A pegadinha da banca está em inverter o sujeito da análise: a atividade preponderante que afasta a imunidade é a do adquirente (quem compra), não a do alienante (quem vende). No enunciado, a Imobiliária Lar Ltda. (alienante) tinha atividade imobiliária, mas isso é irrelevante para a imunidade. O que importa é a atividade da Metalúrgica Ferro-Forte (adquirente), que é industrial.
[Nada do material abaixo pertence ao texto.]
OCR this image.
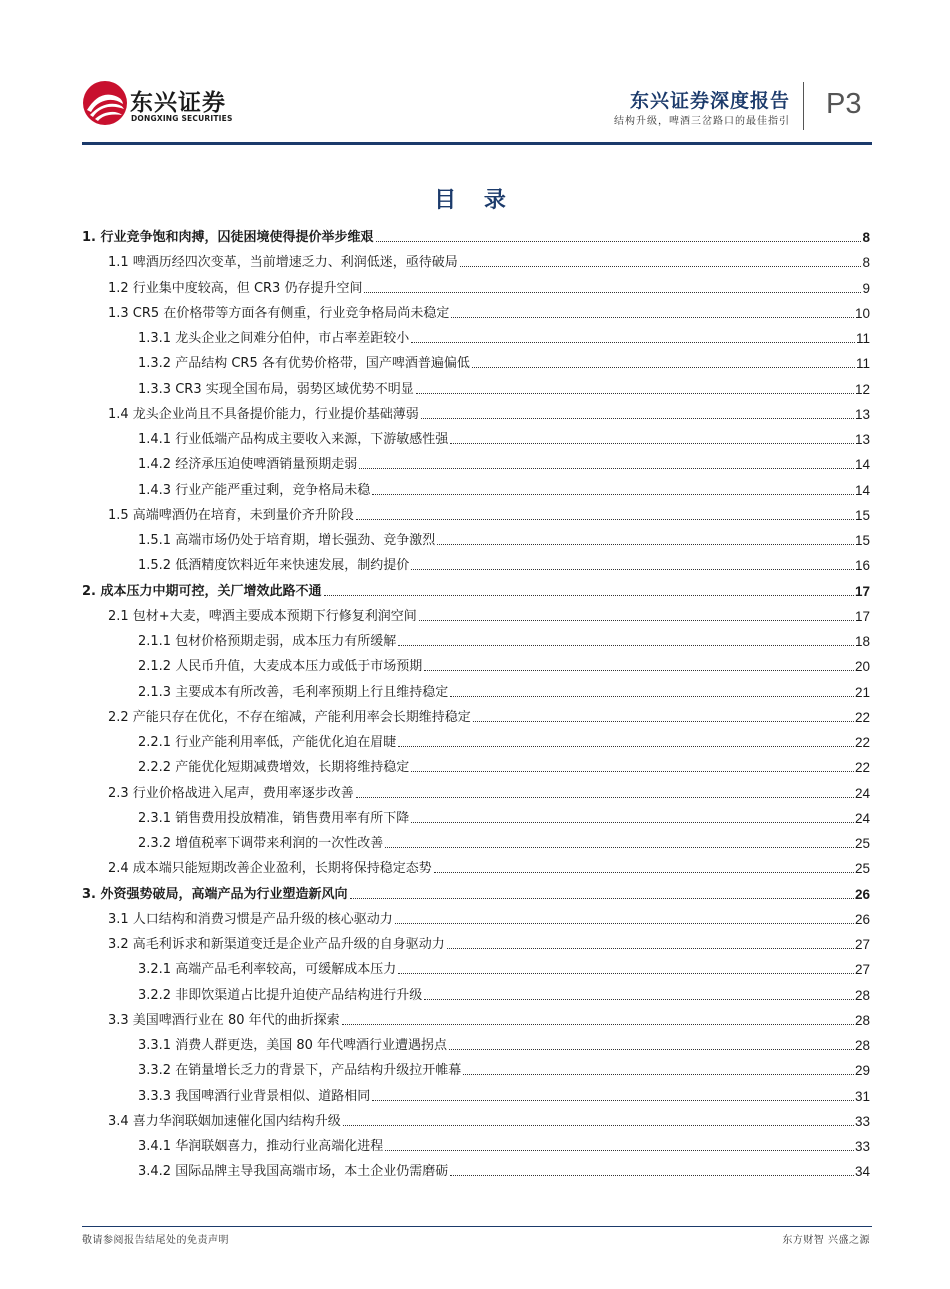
东兴证券
DONGXING SECURITIES
东兴证券深度报告
结构升级，啤酒三岔路口的最佳指引
P3
目 录
1. 行业竞争饱和肉搏，囚徒困境使得提价举步维艰	8
1.1 啤酒历经四次变革，当前增速乏力、利润低迷，亟待破局	8
1.2 行业集中度较高，但 CR3 仍存提升空间	9
1.3 CR5 在价格带等方面各有侧重，行业竞争格局尚未稳定	10
1.3.1 龙头企业之间难分伯仲，市占率差距较小	11
1.3.2 产品结构 CR5 各有优势价格带，国产啤酒普遍偏低	11
1.3.3 CR3 实现全国布局，弱势区域优势不明显	12
1.4 龙头企业尚且不具备提价能力，行业提价基础薄弱	13
1.4.1 行业低端产品构成主要收入来源，下游敏感性强	13
1.4.2 经济承压迫使啤酒销量预期走弱	14
1.4.3 行业产能严重过剩，竞争格局未稳	14
1.5 高端啤酒仍在培育，未到量价齐升阶段	15
1.5.1 高端市场仍处于培育期，增长强劲、竞争激烈	15
1.5.2 低酒精度饮料近年来快速发展，制约提价	16
2. 成本压力中期可控，关厂增效此路不通	17
2.1 包材+大麦，啤酒主要成本预期下行修复利润空间	17
2.1.1 包材价格预期走弱，成本压力有所缓解	18
2.1.2 人民币升值，大麦成本压力或低于市场预期	20
2.1.3 主要成本有所改善，毛利率预期上行且维持稳定	21
2.2 产能只存在优化，不存在缩减，产能利用率会长期维持稳定	22
2.2.1 行业产能利用率低，产能优化迫在眉睫	22
2.2.2 产能优化短期减费增效，长期将维持稳定	22
2.3 行业价格战进入尾声，费用率逐步改善	24
2.3.1 销售费用投放精准，销售费用率有所下降	24
2.3.2 增值税率下调带来利润的一次性改善	25
2.4 成本端只能短期改善企业盈利，长期将保持稳定态势	25
3. 外资强势破局，高端产品为行业塑造新风向	26
3.1 人口结构和消费习惯是产品升级的核心驱动力	26
3.2 高毛利诉求和新渠道变迁是企业产品升级的自身驱动力	27
3.2.1 高端产品毛利率较高，可缓解成本压力	27
3.2.2 非即饮渠道占比提升迫使产品结构进行升级	28
3.3 美国啤酒行业在 80 年代的曲折探索	28
3.3.1 消费人群更迭，美国 80 年代啤酒行业遭遇拐点	28
3.3.2 在销量增长乏力的背景下，产品结构升级拉开帷幕	29
3.3.3 我国啤酒行业背景相似、道路相同	31
3.4 喜力华润联姻加速催化国内结构升级	33
3.4.1 华润联姻喜力，推动行业高端化进程	33
3.4.2 国际品牌主导我国高端市场，本土企业仍需磨砺	34
敬请参阅报告结尾处的免责声明	东方财智 兴盛之源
Portanto, a imunidade se aplica integralmente.

Art. 37, §1CTN

Art. 37 — "O disposto no artigo anterior não se aplica quando a pessoa jurídica adquirente tenha como atividade preponderante a venda ou locação de propriedade imobiliária ou a cessão de direitos relativos à sua aquisição"

§ 1º — "Considera-se caracterizada a atividade preponderante referida neste artigo quando mais de 50% (cinqüenta por cento) da receita operacional da pessoa jurídica adquirente, nos 2 (dois) anos anteriores e nos 2 (dois) anos subseqüentes à aquisição, decorrer de transações mencionadas neste artigo"

Critério

Imunidade (regra)

Ressalva (exceção)

Sujeito analisado

Adquirente

Adquirente

Atividade preponderante

Não imobiliária

Compra e venda, locação ou arrendamento mercantil

Critério legal (CTN, art. 37)

>50% da receita operacional nos 2 anos anteriores e 2 posteriores

Efeito

[+] Não incide ITBI

[-] Incide ITBI

Alternativa A — ✅ Correta ⟵ GABARITO

A transmissão do imóvel da Imobiliária Lar Ltda. para a Metalúrgica Ferro-Forte S/A ocorreu em razão da extinção da pessoa jurídica alienante. A CF/88, art. 156, § 2º, I, e o CTN, art. 36, II, preveem a não incidência do ITBI nessa hipótese. Como a adquirente (Metalúrgica) não tem atividade preponderante imobiliária — é produtora de objetos de ferro —, a ressalva do art. 37 do CTN não se aplica. Logo, não há incidência do imposto, e nada é devido ao município da localização do bem.

Alternativa B — ❌ Incorreta

O erro está em afirmar que haverá incidência do imposto porque a empresa extinta (Imobiliária Lar) tinha atividade preponderante imobiliária. A análise da atividade preponderante, para fins de afastar a imunidade, recai sobre a pessoa jurídica adquirente (Metalúrgica Ferro-Forte), e não sobre a alienante. Além disso, o imposto seria devido ao município da localização do bem, e não ao da sede da empresa extinta.

Alternativa C — ❌ Incorreta

A alternativa erra ao condicionar a incidência do ITBI à comprovação de que a atividade da empresa extinta superou 50% da receita operacional. Novamente, o critério legal (art. 37, § 1º, do CTN) analisa a receita da pessoa jurídica adquirente, não da alienante. Ainda que a Imobiliária Lar tivesse atividade imobiliária preponderante, isso não afastaria a imunidade da Metalúrgica Ferro-Forte.

Alternativa D — ❌ Incorreta

A alternativa contém dois erros: (1) condiciona a não incidência a um fato irrelevante — a empresa extinta ter deixado de exercer atividade há mais de 2 anos —, quando a imunidade decorre da própria extinção da pessoa jurídica, independentemente desse prazo; (2) menciona o "município da sede da empresa extinta" como competente, quando o ITBI compete ao município da situação do bem (CF, art. 156, § 2º, II).

Alternativa E — ❌ Incorreta

A alternativa erra ao condicionar a não incidência à existência de lei municipal isentante. A não incidência aqui decorre de imunidade constitucional (CF, art. 156, § 2º, I), que independe de lei municipal. A isenção é instituto distinto, que depende de previsão legal infraconstitucional; a imunidade, por sua vez, é uma limitação constitucional ao poder de tributar, aplicável diretamente.

NÃO CAIA NESSA!

A banca inverte o sujeito da análise da atividade preponderante. A imunidade na extinção de PJ só é afastada se a atividade preponderante do ADQUIRENTE for imobiliária. O enunciado descreve a Imobiliária Lar (alienante) com atividade imobiliária para induzir o candidato a pensar que haveria incidência. Fique atento: quem compra é a Metalúrgica, cuja atividade é industrial — logo, imunidade plena.

PEGA ESSA DICA!

Para resolver questões de imunidade do ITBI em operações societárias, identifique primeiro quem é o adquirente e qual a atividade preponderante dele. Se for imobiliária (compra e venda, locação ou arrendamento mercantil), incide ITBI; caso contrário, há imunidade. A atividade do alienante é irrelevante para essa análise.